The Triploid Exception and What It Reveals

The clearest evidence for glycogen's role in oyster flavor comes from an unexpected source: triploid oysters — animals given an extra chromosome so that they cannot reproduce. Because they never spawn, triploid oysters never divert their glycogen reserves into gamete production. Published research comparing triploid and diploid Pacific oysters in the same conditions found glycogen content in triploids to be significantly and consistently higher than in diploids during the reproductive season — with tissue glycogen in triploid gonads running at more than double the diploid equivalent during peak spawning periods. The triploid stays fat. The diploid spends itself in reproduction.

This is why triploids have become commercially important: they maintain a consistent, high-glycogen condition year-round. The market benefit is real. The philosophical question — whether a triploid's flavor, however consistent, has the same range and depth as a diploid's peak-season expression — is one that serious buyers and sommeliers have started to ask. The science does not resolve it; it simply clarifies what is being traded. A diploid at its October best will outperform the triploid on raw sweetness and body. The triploid will never embarrass you in July.

Reading Glycogen Without a Laboratory

You cannot measure glycogen content at the table. But you can read its proxies. The visual indicators of a high-glycogen oyster are consistent: the flesh should be plump and filling the cup, ivory to cream in colour, with opacity rather than translucency. The liquor should be clear and present — not absent, and not milky. When you hold the shell level, the flesh should not visibly shrink away from the edges. A flat, thin animal with watery liquor and flesh that pulls away from the shell has low glycogen regardless of how it is described on the menu.

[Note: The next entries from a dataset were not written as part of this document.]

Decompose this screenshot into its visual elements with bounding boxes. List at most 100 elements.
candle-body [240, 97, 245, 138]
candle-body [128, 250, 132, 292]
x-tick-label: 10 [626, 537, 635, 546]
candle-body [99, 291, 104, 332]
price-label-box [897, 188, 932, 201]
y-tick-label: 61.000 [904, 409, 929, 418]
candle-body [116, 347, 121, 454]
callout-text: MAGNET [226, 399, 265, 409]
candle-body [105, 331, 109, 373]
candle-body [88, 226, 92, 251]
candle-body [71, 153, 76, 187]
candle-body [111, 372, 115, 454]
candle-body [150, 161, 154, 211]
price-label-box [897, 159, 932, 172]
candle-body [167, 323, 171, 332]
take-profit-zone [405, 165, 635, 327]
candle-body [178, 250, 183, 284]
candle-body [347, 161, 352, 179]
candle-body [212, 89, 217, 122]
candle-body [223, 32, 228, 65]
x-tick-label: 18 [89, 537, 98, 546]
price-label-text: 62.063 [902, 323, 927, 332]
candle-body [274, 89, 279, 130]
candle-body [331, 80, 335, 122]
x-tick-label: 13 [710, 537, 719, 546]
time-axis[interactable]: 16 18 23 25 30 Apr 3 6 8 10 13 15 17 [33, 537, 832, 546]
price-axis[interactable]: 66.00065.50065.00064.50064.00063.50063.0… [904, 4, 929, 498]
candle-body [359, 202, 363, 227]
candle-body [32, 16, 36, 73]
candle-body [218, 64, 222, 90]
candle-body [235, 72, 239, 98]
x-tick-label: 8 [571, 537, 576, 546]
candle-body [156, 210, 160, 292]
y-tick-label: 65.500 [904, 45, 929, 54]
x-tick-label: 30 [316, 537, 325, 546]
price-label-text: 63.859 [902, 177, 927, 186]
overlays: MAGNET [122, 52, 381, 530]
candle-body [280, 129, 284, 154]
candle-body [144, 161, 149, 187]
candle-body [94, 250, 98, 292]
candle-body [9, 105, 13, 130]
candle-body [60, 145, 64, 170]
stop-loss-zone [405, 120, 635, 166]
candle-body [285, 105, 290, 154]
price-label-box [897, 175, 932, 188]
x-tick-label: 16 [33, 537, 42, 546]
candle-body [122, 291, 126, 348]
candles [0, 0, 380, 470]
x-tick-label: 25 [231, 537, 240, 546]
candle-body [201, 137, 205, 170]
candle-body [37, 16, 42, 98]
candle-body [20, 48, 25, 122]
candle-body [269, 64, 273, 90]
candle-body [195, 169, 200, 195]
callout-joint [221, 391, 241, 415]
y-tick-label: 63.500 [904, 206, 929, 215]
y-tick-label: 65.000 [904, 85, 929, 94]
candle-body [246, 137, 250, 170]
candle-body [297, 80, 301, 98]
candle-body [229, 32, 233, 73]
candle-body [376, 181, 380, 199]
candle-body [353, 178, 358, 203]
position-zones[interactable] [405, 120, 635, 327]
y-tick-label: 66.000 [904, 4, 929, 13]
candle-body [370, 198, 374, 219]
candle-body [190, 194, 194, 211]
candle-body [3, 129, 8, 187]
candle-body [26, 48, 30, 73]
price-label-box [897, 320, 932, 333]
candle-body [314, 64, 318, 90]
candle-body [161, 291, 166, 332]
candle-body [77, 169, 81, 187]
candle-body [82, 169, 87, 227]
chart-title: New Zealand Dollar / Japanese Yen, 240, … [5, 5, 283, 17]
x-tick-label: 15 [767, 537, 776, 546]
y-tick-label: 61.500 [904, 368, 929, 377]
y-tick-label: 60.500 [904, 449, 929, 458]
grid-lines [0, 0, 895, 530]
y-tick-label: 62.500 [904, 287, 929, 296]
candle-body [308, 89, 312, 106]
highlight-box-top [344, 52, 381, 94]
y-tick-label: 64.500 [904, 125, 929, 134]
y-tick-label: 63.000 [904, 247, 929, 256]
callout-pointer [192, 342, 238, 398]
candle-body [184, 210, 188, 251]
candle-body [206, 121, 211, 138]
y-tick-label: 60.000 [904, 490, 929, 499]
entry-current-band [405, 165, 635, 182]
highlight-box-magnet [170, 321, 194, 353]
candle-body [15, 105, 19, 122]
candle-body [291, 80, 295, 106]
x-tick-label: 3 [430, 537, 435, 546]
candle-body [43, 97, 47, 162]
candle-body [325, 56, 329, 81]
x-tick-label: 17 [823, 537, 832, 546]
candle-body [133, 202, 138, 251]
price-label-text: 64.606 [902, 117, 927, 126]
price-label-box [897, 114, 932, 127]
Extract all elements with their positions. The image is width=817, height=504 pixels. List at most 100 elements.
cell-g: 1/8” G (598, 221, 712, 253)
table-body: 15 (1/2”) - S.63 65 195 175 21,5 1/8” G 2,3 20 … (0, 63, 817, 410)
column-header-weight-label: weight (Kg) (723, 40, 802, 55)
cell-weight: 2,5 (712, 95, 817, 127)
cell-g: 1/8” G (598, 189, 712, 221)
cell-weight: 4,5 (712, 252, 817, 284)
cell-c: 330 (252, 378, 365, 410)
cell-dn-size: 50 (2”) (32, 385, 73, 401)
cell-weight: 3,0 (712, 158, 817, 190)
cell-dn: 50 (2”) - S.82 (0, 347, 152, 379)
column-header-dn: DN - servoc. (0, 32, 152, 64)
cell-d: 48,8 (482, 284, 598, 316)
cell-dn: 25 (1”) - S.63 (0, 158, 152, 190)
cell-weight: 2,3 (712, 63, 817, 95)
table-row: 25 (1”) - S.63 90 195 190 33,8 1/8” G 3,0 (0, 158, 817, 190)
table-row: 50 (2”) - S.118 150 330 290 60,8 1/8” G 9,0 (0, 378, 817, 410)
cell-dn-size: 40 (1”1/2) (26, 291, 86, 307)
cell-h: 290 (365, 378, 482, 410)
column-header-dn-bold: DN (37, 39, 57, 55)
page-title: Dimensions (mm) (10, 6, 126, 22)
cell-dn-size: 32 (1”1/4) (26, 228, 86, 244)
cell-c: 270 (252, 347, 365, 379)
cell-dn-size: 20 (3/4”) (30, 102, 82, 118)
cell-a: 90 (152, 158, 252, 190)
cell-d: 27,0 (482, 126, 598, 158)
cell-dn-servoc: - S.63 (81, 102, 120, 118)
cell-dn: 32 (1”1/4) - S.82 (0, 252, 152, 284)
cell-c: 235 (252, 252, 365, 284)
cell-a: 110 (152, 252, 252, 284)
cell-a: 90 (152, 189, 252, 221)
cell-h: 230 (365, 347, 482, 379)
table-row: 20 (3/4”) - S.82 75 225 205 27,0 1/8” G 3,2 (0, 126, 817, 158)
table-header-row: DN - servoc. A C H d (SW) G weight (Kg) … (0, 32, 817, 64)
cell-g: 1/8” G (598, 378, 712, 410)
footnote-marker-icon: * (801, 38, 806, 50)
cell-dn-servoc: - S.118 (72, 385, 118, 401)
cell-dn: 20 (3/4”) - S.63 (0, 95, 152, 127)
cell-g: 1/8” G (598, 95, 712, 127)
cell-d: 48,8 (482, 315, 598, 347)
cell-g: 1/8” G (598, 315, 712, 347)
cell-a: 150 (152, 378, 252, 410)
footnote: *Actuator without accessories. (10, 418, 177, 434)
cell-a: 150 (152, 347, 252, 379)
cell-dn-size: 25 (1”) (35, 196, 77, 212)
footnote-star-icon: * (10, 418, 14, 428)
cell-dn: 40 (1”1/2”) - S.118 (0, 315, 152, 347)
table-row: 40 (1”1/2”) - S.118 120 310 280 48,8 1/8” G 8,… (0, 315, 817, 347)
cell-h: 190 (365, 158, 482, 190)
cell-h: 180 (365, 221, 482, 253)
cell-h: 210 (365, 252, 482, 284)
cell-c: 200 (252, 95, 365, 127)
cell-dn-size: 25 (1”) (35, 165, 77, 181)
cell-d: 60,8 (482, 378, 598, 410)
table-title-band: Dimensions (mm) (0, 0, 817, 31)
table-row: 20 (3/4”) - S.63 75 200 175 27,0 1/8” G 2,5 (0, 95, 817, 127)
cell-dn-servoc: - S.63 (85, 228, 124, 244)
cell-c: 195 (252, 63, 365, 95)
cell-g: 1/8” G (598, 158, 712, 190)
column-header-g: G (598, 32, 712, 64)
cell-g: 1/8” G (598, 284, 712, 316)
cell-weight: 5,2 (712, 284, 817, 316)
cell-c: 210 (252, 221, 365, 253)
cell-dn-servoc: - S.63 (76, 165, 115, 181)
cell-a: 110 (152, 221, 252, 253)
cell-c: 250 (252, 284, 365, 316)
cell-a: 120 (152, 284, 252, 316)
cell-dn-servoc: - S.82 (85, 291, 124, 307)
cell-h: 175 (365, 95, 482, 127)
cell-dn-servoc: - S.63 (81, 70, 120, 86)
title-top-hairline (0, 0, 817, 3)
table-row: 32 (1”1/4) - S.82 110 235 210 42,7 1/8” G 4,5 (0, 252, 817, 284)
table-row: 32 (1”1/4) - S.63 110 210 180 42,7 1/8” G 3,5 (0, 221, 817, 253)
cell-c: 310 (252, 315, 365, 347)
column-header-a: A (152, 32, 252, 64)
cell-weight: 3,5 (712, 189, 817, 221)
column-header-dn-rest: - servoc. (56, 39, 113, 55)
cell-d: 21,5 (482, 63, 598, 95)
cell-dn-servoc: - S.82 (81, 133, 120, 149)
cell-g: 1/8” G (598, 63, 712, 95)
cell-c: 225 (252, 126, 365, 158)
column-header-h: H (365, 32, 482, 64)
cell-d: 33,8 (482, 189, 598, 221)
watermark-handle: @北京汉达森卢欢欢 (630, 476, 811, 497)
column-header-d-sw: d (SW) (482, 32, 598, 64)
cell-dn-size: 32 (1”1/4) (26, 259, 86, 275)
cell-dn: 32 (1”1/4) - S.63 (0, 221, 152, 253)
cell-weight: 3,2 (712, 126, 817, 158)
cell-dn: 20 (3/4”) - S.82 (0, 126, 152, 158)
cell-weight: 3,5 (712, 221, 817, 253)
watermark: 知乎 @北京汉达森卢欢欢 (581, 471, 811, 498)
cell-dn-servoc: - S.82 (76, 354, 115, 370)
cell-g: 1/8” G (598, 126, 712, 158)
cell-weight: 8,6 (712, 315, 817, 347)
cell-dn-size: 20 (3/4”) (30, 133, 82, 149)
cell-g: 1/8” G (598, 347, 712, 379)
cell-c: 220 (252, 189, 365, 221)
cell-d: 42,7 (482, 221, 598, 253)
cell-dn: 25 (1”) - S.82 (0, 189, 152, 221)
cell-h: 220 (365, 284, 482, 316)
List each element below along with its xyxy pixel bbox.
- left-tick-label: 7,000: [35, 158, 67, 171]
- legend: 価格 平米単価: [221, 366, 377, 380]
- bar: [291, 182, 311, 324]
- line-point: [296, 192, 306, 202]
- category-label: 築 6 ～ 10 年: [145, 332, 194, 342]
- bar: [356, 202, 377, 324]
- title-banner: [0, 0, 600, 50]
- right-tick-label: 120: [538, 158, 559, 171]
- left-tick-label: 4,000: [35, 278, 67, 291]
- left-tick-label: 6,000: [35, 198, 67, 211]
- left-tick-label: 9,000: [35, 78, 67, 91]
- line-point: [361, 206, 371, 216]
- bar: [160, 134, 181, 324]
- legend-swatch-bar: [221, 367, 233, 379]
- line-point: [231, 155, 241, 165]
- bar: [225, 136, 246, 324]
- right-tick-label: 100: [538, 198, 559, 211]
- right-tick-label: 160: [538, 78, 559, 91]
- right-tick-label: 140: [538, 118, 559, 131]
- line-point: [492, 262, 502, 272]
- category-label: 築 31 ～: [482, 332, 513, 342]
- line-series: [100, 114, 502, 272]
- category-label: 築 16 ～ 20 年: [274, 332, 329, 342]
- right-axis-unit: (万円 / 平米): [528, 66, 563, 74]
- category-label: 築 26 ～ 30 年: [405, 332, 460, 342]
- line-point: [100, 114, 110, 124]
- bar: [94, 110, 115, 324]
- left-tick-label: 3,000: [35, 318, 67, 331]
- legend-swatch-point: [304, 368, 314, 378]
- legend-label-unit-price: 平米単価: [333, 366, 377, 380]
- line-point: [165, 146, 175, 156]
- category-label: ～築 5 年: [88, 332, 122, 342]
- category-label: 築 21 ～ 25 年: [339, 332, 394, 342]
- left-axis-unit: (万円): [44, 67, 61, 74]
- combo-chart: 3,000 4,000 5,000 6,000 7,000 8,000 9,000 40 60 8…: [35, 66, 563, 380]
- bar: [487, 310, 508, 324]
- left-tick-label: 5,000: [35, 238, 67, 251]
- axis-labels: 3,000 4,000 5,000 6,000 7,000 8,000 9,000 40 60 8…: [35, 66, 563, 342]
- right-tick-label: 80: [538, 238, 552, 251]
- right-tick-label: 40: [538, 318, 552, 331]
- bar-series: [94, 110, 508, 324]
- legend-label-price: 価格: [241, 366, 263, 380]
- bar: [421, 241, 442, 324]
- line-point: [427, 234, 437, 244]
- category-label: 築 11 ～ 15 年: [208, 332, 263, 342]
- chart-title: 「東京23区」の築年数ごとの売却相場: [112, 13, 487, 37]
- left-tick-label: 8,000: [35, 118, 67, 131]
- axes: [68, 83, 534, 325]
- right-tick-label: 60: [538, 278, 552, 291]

The other readable proxy is harvest date. A farm that publishes its harvest windows and restricts summer sales is communicating something important: they are managing glycogen quality rather than simply moving volume. In France, the regulatory requirements around oyster conditioning for different grade classifications — particularly Spéciale and Pousse en Claire designations — impose minimum flesh index requirements that function as indirect glycogen proxies. An oyster that does not meet the flesh index cannot be sold at the higher grade. The grading system exists, in part, because the people who built it understood what they were tasting without needing to name the molecule responsible.